Licht einer bestimmten Wellenlänge regt Zellstoffwechselprodukte im Gewebe an zu fluoreszieren. Dabei heben sich Fettgewebe, Muskeln, Knochen und Knochenmark deutlich voneinander ab. Bei den branchentypischen hohen Durchlaufzahlen können nur kleine Fehler in der Fertigung gravierende Folgen haben. Diese reichen von der Vernichtung großer Mengen Ausschuss bis zu aufwändigen Rückrufaktionen. Analysen in Labors außerhalb der Fertigungslinie geben immer erst im nachhinein Aufschluss über die Qualität der untersuchten Stichproben. "Angestrebt wird dagegen eine laufende und hundertprozentige Kontrolle", erklärt Stefan Wößner vom IPA. Dies funktioniere jedoch nur mit Sensoren in der Fertigungslinie, die eine kontinuierliche Analyse des gesamten Produktstroms ermöglichen.

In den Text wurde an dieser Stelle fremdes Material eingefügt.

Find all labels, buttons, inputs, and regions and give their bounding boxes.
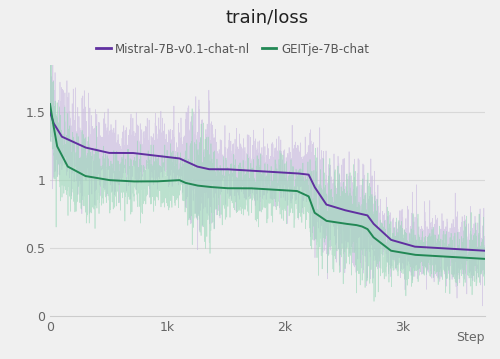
Legend: Mistral-7B-v0.1-chat-nl, GEITje-7B-chat: Mistral-7B-v0.1-chat-nl, GEITje-7B-chat [92,38,374,60]
Title: train/loss: train/loss [226,9,309,27]
Text: Step: Step [456,331,485,344]
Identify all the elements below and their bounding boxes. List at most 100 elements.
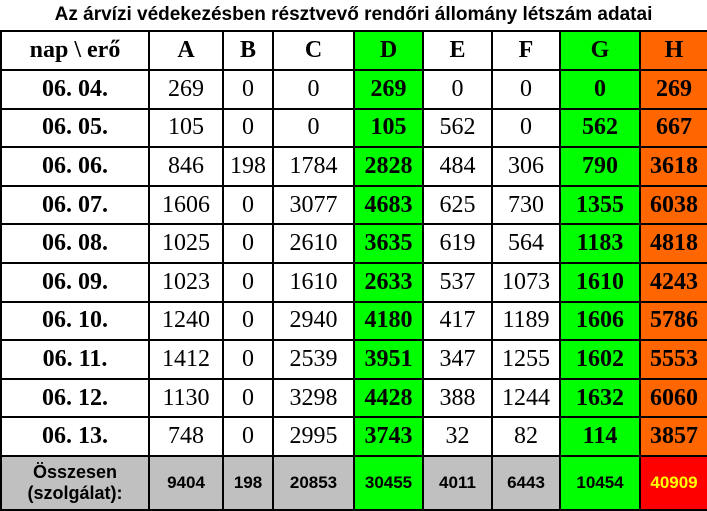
day-cell: 06. 04.: [0, 69, 150, 110]
value-cell-c: 3077: [272, 184, 355, 226]
column-header-c: C: [272, 30, 355, 71]
column-header-d: D: [353, 30, 424, 71]
value-cell-b: 0: [222, 377, 274, 419]
value-cell-h: 6038: [639, 184, 707, 226]
total-cell-f: 6443: [491, 455, 561, 511]
value-cell-b: 0: [222, 261, 274, 303]
value-cell-b: 0: [222, 184, 274, 226]
day-cell: 06. 10.: [0, 300, 150, 342]
total-label: Összesen (szolgálat):: [0, 455, 150, 511]
day-cell: 06. 07.: [0, 184, 150, 226]
value-cell-g: 114: [559, 416, 641, 457]
value-cell-g: 1183: [559, 223, 641, 264]
value-cell-h: 5786: [639, 300, 707, 342]
value-cell-h: 4243: [639, 261, 707, 303]
value-cell-h: 3618: [639, 146, 707, 187]
table-row: 06. 06. 846 198 1784 2828 484 306 790 3618: [0, 146, 707, 187]
day-cell: 06. 09.: [0, 261, 150, 303]
value-cell-e: 388: [422, 377, 493, 419]
table-title: Az árvízi védekezésben résztvevő rendőri…: [54, 4, 653, 25]
value-cell-d: 3743: [353, 416, 424, 457]
value-cell-b: 0: [222, 223, 274, 264]
value-cell-h: 6060: [639, 377, 707, 419]
total-cell-b: 198: [222, 455, 274, 511]
value-cell-g: 790: [559, 146, 641, 187]
table-row: 06. 09. 1023 0 1610 2633 537 1073 1610 4243: [0, 261, 707, 303]
table-row: 06. 10. 1240 0 2940 4180 417 1189 1606 5786: [0, 300, 707, 342]
value-cell-b: 0: [222, 107, 274, 149]
column-header-e: E: [422, 30, 493, 71]
value-cell-f: 1255: [491, 339, 561, 380]
value-cell-a: 1023: [148, 261, 224, 303]
value-cell-d: 4683: [353, 184, 424, 226]
value-cell-a: 269: [148, 69, 224, 110]
value-cell-f: 564: [491, 223, 561, 264]
column-header-f: F: [491, 30, 561, 71]
value-cell-e: 0: [422, 69, 493, 110]
table-row: 06. 07. 1606 0 3077 4683 625 730 1355 6038: [0, 184, 707, 226]
value-cell-f: 0: [491, 69, 561, 110]
table-row: 06. 04. 269 0 0 269 0 0 0 269: [0, 69, 707, 110]
day-cell: 06. 13.: [0, 416, 150, 457]
staffing-table: nap \ erő A B C D E F G H 06. 04. 269 0 0 26…: [0, 30, 707, 511]
value-cell-a: 748: [148, 416, 224, 457]
column-header-g: G: [559, 30, 641, 71]
column-header-a: A: [148, 30, 224, 71]
value-cell-c: 1784: [272, 146, 355, 187]
value-cell-h: 5553: [639, 339, 707, 380]
total-label-line1: Összesen: [32, 462, 118, 482]
day-cell: 06. 11.: [0, 339, 150, 380]
value-cell-f: 1189: [491, 300, 561, 342]
value-cell-e: 562: [422, 107, 493, 149]
day-cell: 06. 12.: [0, 377, 150, 419]
value-cell-a: 1130: [148, 377, 224, 419]
value-cell-g: 1602: [559, 339, 641, 380]
table-body: 06. 04. 269 0 0 269 0 0 0 269 06. 05. 105 0 0 105 562 0…: [0, 69, 707, 457]
value-cell-c: 3298: [272, 377, 355, 419]
value-cell-c: 2610: [272, 223, 355, 264]
value-cell-c: 1610: [272, 261, 355, 303]
value-cell-b: 0: [222, 339, 274, 380]
value-cell-e: 347: [422, 339, 493, 380]
total-cell-d: 30455: [353, 455, 424, 511]
table-row: 06. 05. 105 0 0 105 562 0 562 667: [0, 107, 707, 149]
value-cell-e: 417: [422, 300, 493, 342]
value-cell-a: 1240: [148, 300, 224, 342]
value-cell-g: 1632: [559, 377, 641, 419]
value-cell-g: 0: [559, 69, 641, 110]
value-cell-f: 730: [491, 184, 561, 226]
value-cell-b: 198: [222, 146, 274, 187]
value-cell-b: 0: [222, 300, 274, 342]
value-cell-d: 3635: [353, 223, 424, 264]
value-cell-f: 306: [491, 146, 561, 187]
value-cell-c: 0: [272, 107, 355, 149]
total-cell-g: 10454: [559, 455, 641, 511]
value-cell-a: 1606: [148, 184, 224, 226]
value-cell-e: 537: [422, 261, 493, 303]
total-label-line2: (szolgálat):: [27, 483, 123, 503]
value-cell-d: 4428: [353, 377, 424, 419]
table-row: 06. 08. 1025 0 2610 3635 619 564 1183 4818: [0, 223, 707, 264]
header-row: nap \ erő A B C D E F G H: [0, 30, 707, 71]
column-header-b: B: [222, 30, 274, 71]
value-cell-c: 0: [272, 69, 355, 110]
value-cell-c: 2995: [272, 416, 355, 457]
value-cell-g: 562: [559, 107, 641, 149]
total-row: Összesen (szolgálat): 9404 198 20853 304…: [0, 455, 707, 511]
value-cell-d: 2828: [353, 146, 424, 187]
value-cell-h: 269: [639, 69, 707, 110]
total-cell-e: 4011: [422, 455, 493, 511]
total-cell-c: 20853: [272, 455, 355, 511]
value-cell-b: 0: [222, 69, 274, 110]
value-cell-d: 105: [353, 107, 424, 149]
day-cell: 06. 08.: [0, 223, 150, 264]
value-cell-e: 32: [422, 416, 493, 457]
value-cell-f: 82: [491, 416, 561, 457]
value-cell-a: 846: [148, 146, 224, 187]
value-cell-e: 625: [422, 184, 493, 226]
table-row: 06. 11. 1412 0 2539 3951 347 1255 1602 5553: [0, 339, 707, 380]
day-cell: 06. 05.: [0, 107, 150, 149]
total-cell-a: 9404: [148, 455, 224, 511]
total-cell-h: 40909: [639, 455, 707, 511]
value-cell-a: 105: [148, 107, 224, 149]
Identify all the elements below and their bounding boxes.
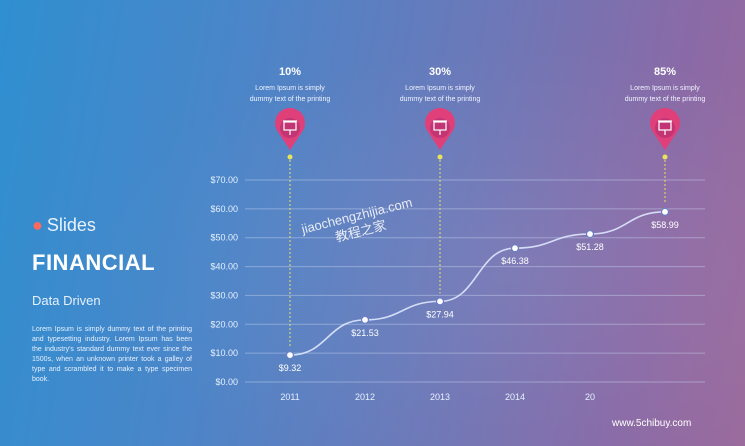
annotation-pin-inner [280, 118, 300, 138]
annotation-percent: 85% [654, 66, 676, 78]
annotation-dot [662, 154, 668, 160]
description-text: Lorem Ipsum is simply dummy text of the … [32, 326, 192, 383]
annotation-pin-inner [430, 118, 450, 138]
annotation-text-line2: dummy text of the printing [625, 96, 706, 103]
data-point [510, 244, 520, 253]
annotation-percent: 10% [279, 66, 301, 78]
data-point [285, 351, 295, 360]
annotation-text-line2: dummy text of the printing [250, 96, 331, 103]
brand-logo: ● Slides [32, 215, 96, 236]
data-label: $9.32 [279, 363, 302, 373]
x-tick-label: 2013 [430, 392, 450, 402]
series-line [289, 210, 666, 356]
annotation-text-line1: Lorem Ipsum is simply [255, 85, 325, 92]
annotation-text-line1: Lorem Ipsum is simply [405, 85, 475, 92]
x-tick-label: 20 [585, 392, 595, 402]
annotation-text-line2: dummy text of the printing [400, 96, 481, 103]
data-point [360, 315, 370, 324]
x-tick-label: 2011 [280, 392, 299, 402]
data-point [435, 297, 445, 306]
x-tick-label: 2012 [355, 392, 375, 402]
data-point [585, 229, 595, 239]
annotation-dot [287, 154, 293, 160]
y-tick-label: $10.00 [210, 348, 238, 358]
brand-name: Slides [46, 215, 96, 235]
y-tick-label: $40.00 [210, 262, 238, 272]
y-tick-label: $0.00 [215, 377, 238, 387]
footer-url: www.5chibuy.com [612, 418, 692, 429]
brand-mark-icon: ● [32, 215, 43, 235]
annotation-dot [437, 154, 443, 160]
annotation-text-line1: Lorem Ipsum is simply [630, 85, 700, 92]
data-label: $46.38 [501, 256, 529, 266]
page-subtitle: Data Driven [32, 293, 101, 308]
y-tick-label: $50.00 [210, 233, 238, 243]
data-label: $21.53 [351, 328, 379, 338]
annotation-pin-icon [425, 108, 456, 150]
y-tick-label: $20.00 [210, 319, 238, 329]
page-title: FINANCIAL [32, 250, 156, 275]
y-tick-label: $30.00 [210, 290, 238, 300]
annotation-percent: 30% [429, 66, 451, 78]
annotation-pin-inner [655, 118, 675, 138]
y-tick-label: $70.00 [210, 175, 238, 185]
annotation-pin-icon [650, 107, 680, 150]
data-point [660, 207, 670, 216]
data-label: $27.94 [426, 309, 454, 319]
data-label: $58.99 [651, 220, 679, 230]
data-label: $51.28 [576, 242, 604, 252]
x-tick-label: 2014 [505, 392, 525, 402]
annotation-pin-icon [275, 108, 306, 150]
y-tick-label: $60.00 [210, 204, 238, 214]
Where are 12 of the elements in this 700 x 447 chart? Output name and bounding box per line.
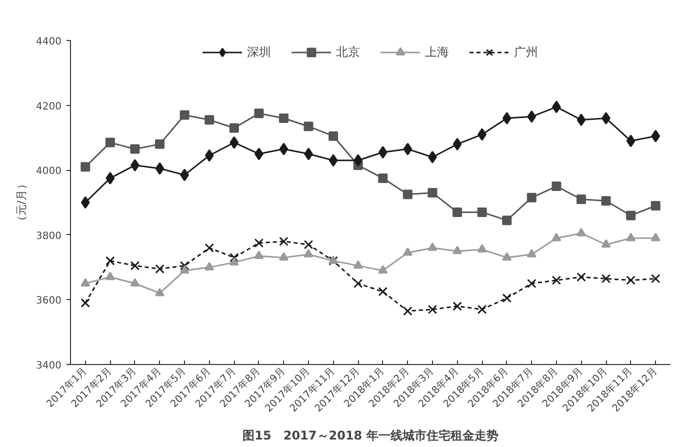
legend-label: 北京 xyxy=(336,44,360,60)
y-tick-label: 3600 xyxy=(36,296,62,307)
y-tick-label: 4400 xyxy=(36,36,62,48)
text: 图15 2017～2018 年一线城市住宅租金走势 xyxy=(242,428,498,442)
y-tick-label: 4000 xyxy=(36,166,62,178)
legend-label: 深圳 xyxy=(247,44,271,60)
y-tick-label: 3400 xyxy=(36,360,62,372)
y-axis-title: （元/月） xyxy=(15,178,28,226)
y-tick-label: 4200 xyxy=(36,101,62,112)
y-tick-label: 3800 xyxy=(36,230,62,242)
legend-label: 广州 xyxy=(514,44,538,60)
legend-label: 上海 xyxy=(425,44,449,60)
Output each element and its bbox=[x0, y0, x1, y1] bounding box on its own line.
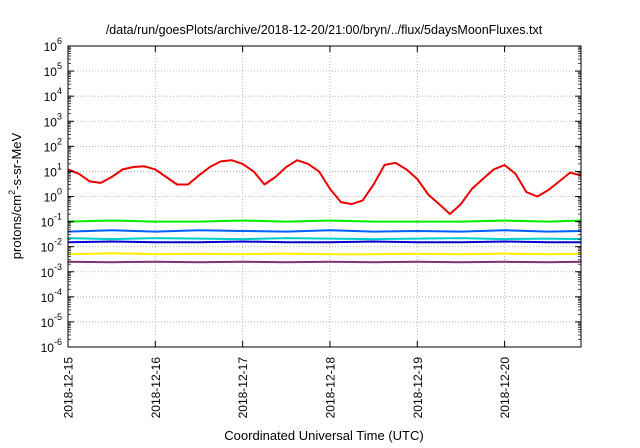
y-axis-title-base: protons/cm bbox=[9, 195, 24, 259]
y-tick-base: 10 bbox=[44, 65, 58, 79]
y-tick-label: 10-4 bbox=[41, 287, 62, 305]
y-tick-label: 100 bbox=[44, 187, 62, 205]
y-tick-base: 10 bbox=[44, 140, 58, 154]
y-tick-labels: 10610510410310210110010-110-210-310-410-… bbox=[41, 36, 62, 355]
y-tick-base: 10 bbox=[44, 90, 58, 104]
x-tick-label: 2018-12-18 bbox=[323, 357, 337, 419]
y-tick-exponent: 6 bbox=[57, 36, 62, 46]
y-tick-exponent: -4 bbox=[54, 287, 62, 297]
y-axis-title-rest: -s-sr-MeV bbox=[9, 132, 24, 189]
y-tick-base: 10 bbox=[41, 291, 55, 305]
y-tick-base: 10 bbox=[44, 40, 58, 54]
series-line-3 bbox=[67, 229, 582, 233]
x-tick-label: 2018-12-19 bbox=[411, 357, 425, 419]
y-axis-title-exp: 2 bbox=[7, 190, 17, 195]
y-tick-exponent: -1 bbox=[54, 212, 62, 222]
y-tick-label: 102 bbox=[44, 136, 62, 154]
x-tick-label: 2018-12-15 bbox=[62, 357, 76, 419]
x-axis-title: Coordinated Universal Time (UTC) bbox=[224, 428, 423, 443]
y-tick-exponent: 4 bbox=[57, 86, 62, 96]
y-tick-base: 10 bbox=[41, 316, 55, 330]
y-tick-exponent: 5 bbox=[57, 61, 62, 71]
x-tick-label: 2018-12-17 bbox=[236, 357, 250, 419]
y-tick-label: 10-5 bbox=[41, 312, 62, 330]
y-tick-base: 10 bbox=[41, 266, 55, 280]
series-line-4 bbox=[67, 237, 582, 241]
y-tick-label: 10-3 bbox=[41, 262, 62, 280]
x-tick-label: 2018-12-20 bbox=[498, 357, 512, 419]
y-tick-label: 10-1 bbox=[41, 212, 62, 230]
y-tick-base: 10 bbox=[41, 241, 55, 255]
y-axis-title: protons/cm2-s-sr-MeV bbox=[7, 132, 24, 259]
y-tick-label: 10-6 bbox=[41, 337, 62, 355]
x-tick-labels: 2018-12-15 2018-12-16 2018-12-17 2018-12-18… bbox=[62, 357, 513, 419]
y-tick-base: 10 bbox=[44, 191, 58, 205]
series-line-1 bbox=[67, 159, 582, 215]
y-tick-label: 106 bbox=[44, 36, 62, 54]
y-tick-base: 10 bbox=[44, 115, 58, 129]
y-tick-base: 10 bbox=[41, 216, 55, 230]
y-tick-exponent: -3 bbox=[54, 262, 62, 272]
y-tick-exponent: 1 bbox=[57, 161, 62, 171]
y-tick-label: 101 bbox=[44, 161, 62, 179]
y-tick-label: 104 bbox=[44, 86, 62, 104]
x-tick-label: 2018-12-16 bbox=[149, 357, 163, 419]
series-lines bbox=[67, 159, 582, 264]
series-line-5 bbox=[67, 240, 581, 244]
grid-lines bbox=[68, 46, 581, 347]
y-tick-exponent: -5 bbox=[54, 312, 62, 322]
axis-ticks bbox=[67, 45, 581, 348]
y-tick-exponent: -6 bbox=[54, 337, 62, 347]
series-line-6 bbox=[67, 252, 582, 256]
y-tick-label: 10-2 bbox=[41, 237, 62, 255]
y-tick-exponent: 2 bbox=[57, 136, 62, 146]
y-tick-exponent: -2 bbox=[54, 237, 62, 247]
y-tick-exponent: 0 bbox=[57, 187, 62, 197]
y-tick-base: 10 bbox=[41, 341, 55, 355]
chart-title: /data/run/goesPlots/archive/2018-12-20/2… bbox=[106, 23, 543, 37]
y-tick-base: 10 bbox=[44, 165, 58, 179]
y-tick-exponent: 3 bbox=[57, 111, 62, 121]
series-line-2 bbox=[67, 219, 582, 223]
y-tick-label: 103 bbox=[44, 111, 62, 129]
y-tick-label: 105 bbox=[44, 61, 62, 79]
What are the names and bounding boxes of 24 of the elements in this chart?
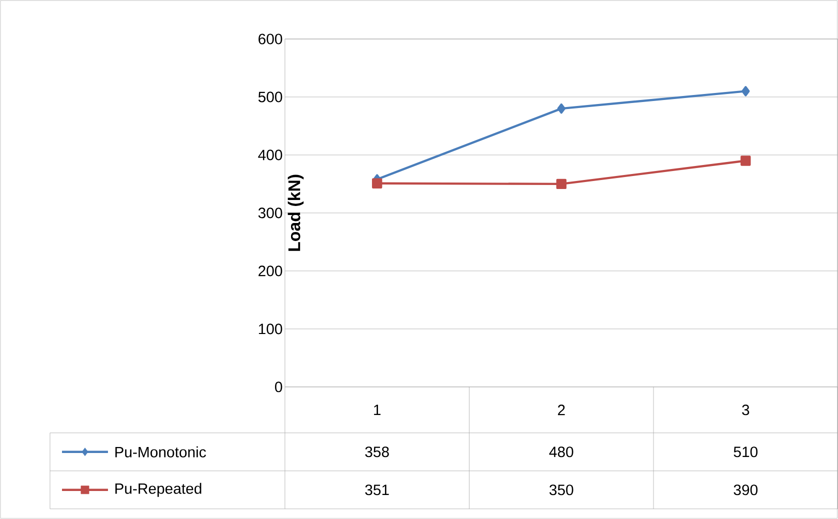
data-label: 350 xyxy=(549,484,574,496)
point xyxy=(742,86,750,96)
y-axis-title: Load (kN) xyxy=(288,174,304,251)
point xyxy=(372,178,382,189)
y-tick-label: 300 xyxy=(258,208,282,218)
point xyxy=(557,104,566,114)
data-label: 358 xyxy=(365,446,389,458)
y-tick-label: 500 xyxy=(258,92,282,102)
y-tick-label: 100 xyxy=(258,324,282,334)
y-tick-label: 0 xyxy=(275,382,282,392)
x-tick-label: 2 xyxy=(558,404,565,416)
legend-label: Pu-Repeated xyxy=(115,482,202,497)
point xyxy=(556,178,566,190)
data-label: 351 xyxy=(365,484,389,496)
point xyxy=(740,156,751,166)
data-label: 510 xyxy=(734,446,758,458)
data-label: 480 xyxy=(549,446,574,458)
legend-label: Pu-Monotonic xyxy=(115,446,206,458)
y-tick-label: 600 xyxy=(258,34,282,44)
data-label: 390 xyxy=(734,484,758,496)
x-tick-label: 1 xyxy=(374,404,380,416)
y-tick-label: 400 xyxy=(258,150,282,160)
x-tick-label: 3 xyxy=(742,404,750,416)
y-tick-label: 200 xyxy=(258,266,282,276)
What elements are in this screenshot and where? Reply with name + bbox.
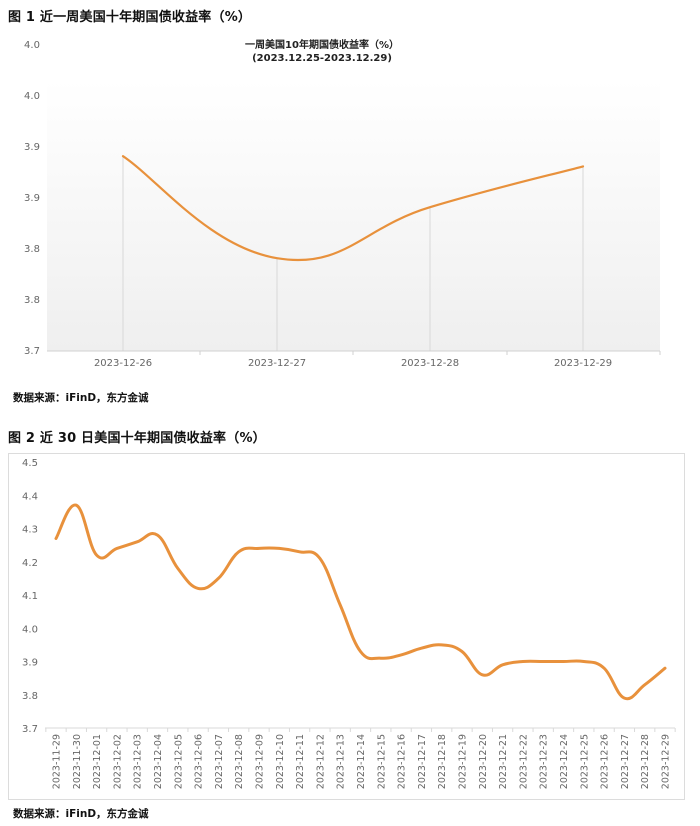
x-tick-label: 2023-12-29 (554, 358, 612, 369)
x-tick-label: 2023-12-10 (275, 734, 286, 789)
x-tick-label: 2023-12-14 (356, 734, 367, 789)
chart1-subtitle-text: (2023.12.25-2023.12.29) (252, 53, 392, 64)
y-tick-label: 3.8 (24, 295, 40, 306)
x-tick-label: 2023-12-28 (640, 734, 651, 789)
x-tick-label: 2023-12-09 (255, 734, 266, 789)
x-tick-label: 2023-12-20 (478, 734, 489, 789)
chart1-drop-lines (122, 156, 584, 351)
y-tick-label: 4.5 (22, 458, 38, 469)
y-tick-label: 3.8 (24, 244, 40, 255)
x-tick-label: 2023-12-26 (94, 358, 152, 369)
y-tick-label: 3.7 (24, 346, 40, 357)
x-tick-label: 2023-12-18 (437, 734, 448, 789)
y-tick-label: 3.9 (24, 142, 40, 153)
figure1-source: 数据来源：iFinD，东方金诚 (13, 392, 149, 404)
x-tick-label: 2023-12-04 (153, 734, 164, 789)
x-tick-label: 2023-12-01 (92, 734, 103, 789)
y-tick-label: 3.8 (22, 691, 38, 702)
chart1-x-axis: 2023-12-26 2023-12-27 2023-12-28 2023-12-29 (94, 358, 612, 369)
x-tick-label: 2023-12-11 (295, 734, 306, 789)
y-tick-label: 3.9 (24, 193, 40, 204)
weekly-yield-chart: 一周美国10年期国债收益率（%）(2023.12.25-2023.12.29) … (24, 38, 661, 369)
x-tick-label: 2023-12-27 (248, 358, 306, 369)
figure1-caption: 图 1 近一周美国十年期国债收益率（%） (8, 10, 252, 25)
y-tick-label: 4.2 (22, 558, 38, 569)
x-tick-label: 2023-12-17 (417, 734, 428, 789)
x-tick-label: 2023-12-27 (620, 734, 631, 789)
chart2-y-axis: 3.7 3.8 3.9 4.0 4.1 4.2 4.3 4.4 4.5 (22, 458, 38, 735)
y-tick-label: 3.7 (22, 724, 38, 735)
x-tick-label: 2023-12-29 (661, 734, 672, 789)
figure2-source: 数据来源：iFinD，东方金诚 (13, 808, 149, 820)
y-tick-label: 4.0 (22, 624, 38, 635)
x-tick-label: 2023-12-22 (518, 734, 529, 789)
x-tick-label: 2023-11-30 (72, 734, 83, 789)
x-tick-label: 2023-12-07 (214, 734, 225, 789)
chart2-x-axis: 2023-11-29 2023-11-30 2023-12-01 2023-12-02… (52, 734, 672, 789)
x-tick-label: 2023-12-23 (539, 734, 550, 789)
x-tick-label: 2023-12-21 (498, 734, 509, 789)
monthly-yield-chart: 3.73.83.94.04.14.24.34.44.5 2023-11-29 20… (8, 453, 685, 800)
x-tick-label: 2023-12-06 (194, 734, 205, 789)
y-tick-label: 3.9 (22, 658, 38, 669)
x-tick-label: 2023-12-05 (173, 734, 184, 789)
x-tick-label: 2023-11-29 (52, 734, 63, 789)
x-tick-label: 2023-12-16 (397, 734, 408, 789)
y-tick-label: 4.3 (22, 525, 38, 536)
chart1-y-axis: 3.7 3.8 3.8 3.9 3.9 4.0 4.0 (24, 40, 40, 357)
x-tick-label: 2023-12-13 (336, 734, 347, 789)
chart2-frame (8, 453, 685, 800)
x-tick-label: 2023-12-08 (234, 734, 245, 789)
figure2-caption: 图 2 近 30 日美国十年期国债收益率（%） (8, 431, 266, 446)
y-tick-label: 4.1 (22, 591, 38, 602)
plot-background (47, 80, 660, 351)
chart1-series-line (121, 155, 585, 262)
x-tick-label: 2023-12-03 (133, 734, 144, 789)
chart1-title-text: 一周美国10年期国债收益率（%） (245, 38, 399, 51)
x-tick-label: 2023-12-28 (401, 358, 459, 369)
x-tick-label: 2023-12-19 (458, 734, 469, 789)
x-tick-label: 2023-12-02 (112, 734, 123, 789)
y-tick-label: 4.0 (24, 91, 40, 102)
y-tick-label: 4.0 (24, 40, 40, 51)
x-tick-label: 2023-12-15 (376, 734, 387, 789)
chart2-x-ticks (45, 728, 676, 732)
x-tick-label: 2023-12-24 (559, 734, 570, 789)
x-tick-label: 2023-12-26 (600, 734, 611, 789)
chart1-x-ticks (199, 351, 661, 355)
x-tick-label: 2023-12-12 (315, 734, 326, 789)
x-tick-label: 2023-12-25 (579, 734, 590, 789)
chart2-series-line (54, 503, 667, 701)
y-tick-label: 4.4 (22, 491, 38, 502)
chart1-title: 一周美国10年期国债收益率（%） (2023.12.25-2023.12.29) (245, 38, 399, 64)
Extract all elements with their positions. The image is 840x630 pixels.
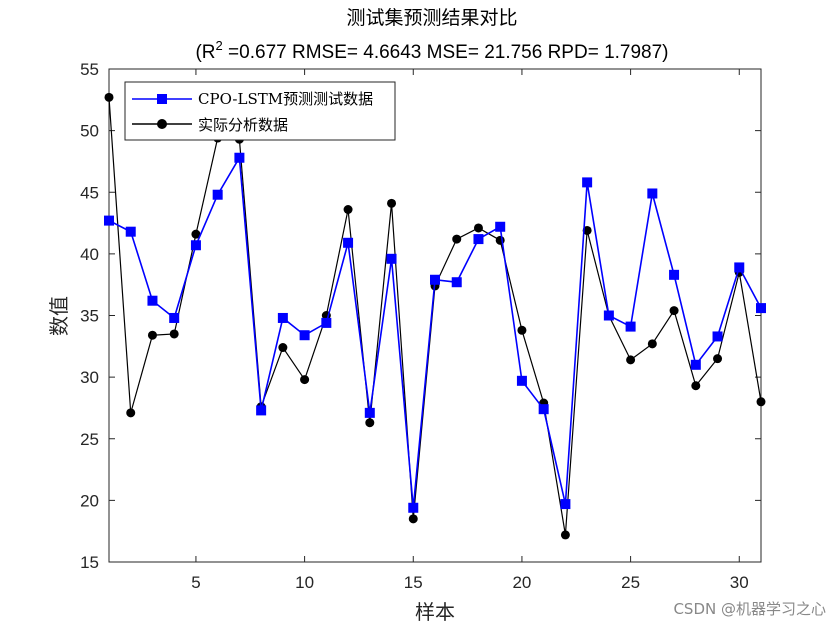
y-tick-label: 55: [80, 60, 99, 79]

Optische Sensoren erfüllen die höchsten hygienischen Anforderungen, arbeiten zuverlässig, schnell und kostengünstig. Zusätzlich erfassen sie in Echtzeit die Produktparameter im laufenden Betrieb. Bei Abweichungen lassen sich sofort Gegenmaßnahmen einleiten, was die Produktqualität verbessert und Verluste reduziert. Bei der internationalen Fachmesse für die Fleischwirtschaft IFFA, die vom 15. bis 20. Mai in Frankfurt stattfindet, präsentiert das IPA ein solches Verfahren, das in der Lage ist, zwischen Muskelgewebe, Fettgewebe und Knochen zu differenzieren. Damit können etwa Zerlegeprozesse online gesteuert werden, um die Ausbeute zu steigern oder in der Qualitätskontrolle Produkte auf Knochensplitter oder andere Fremdkörper zu überpüfen.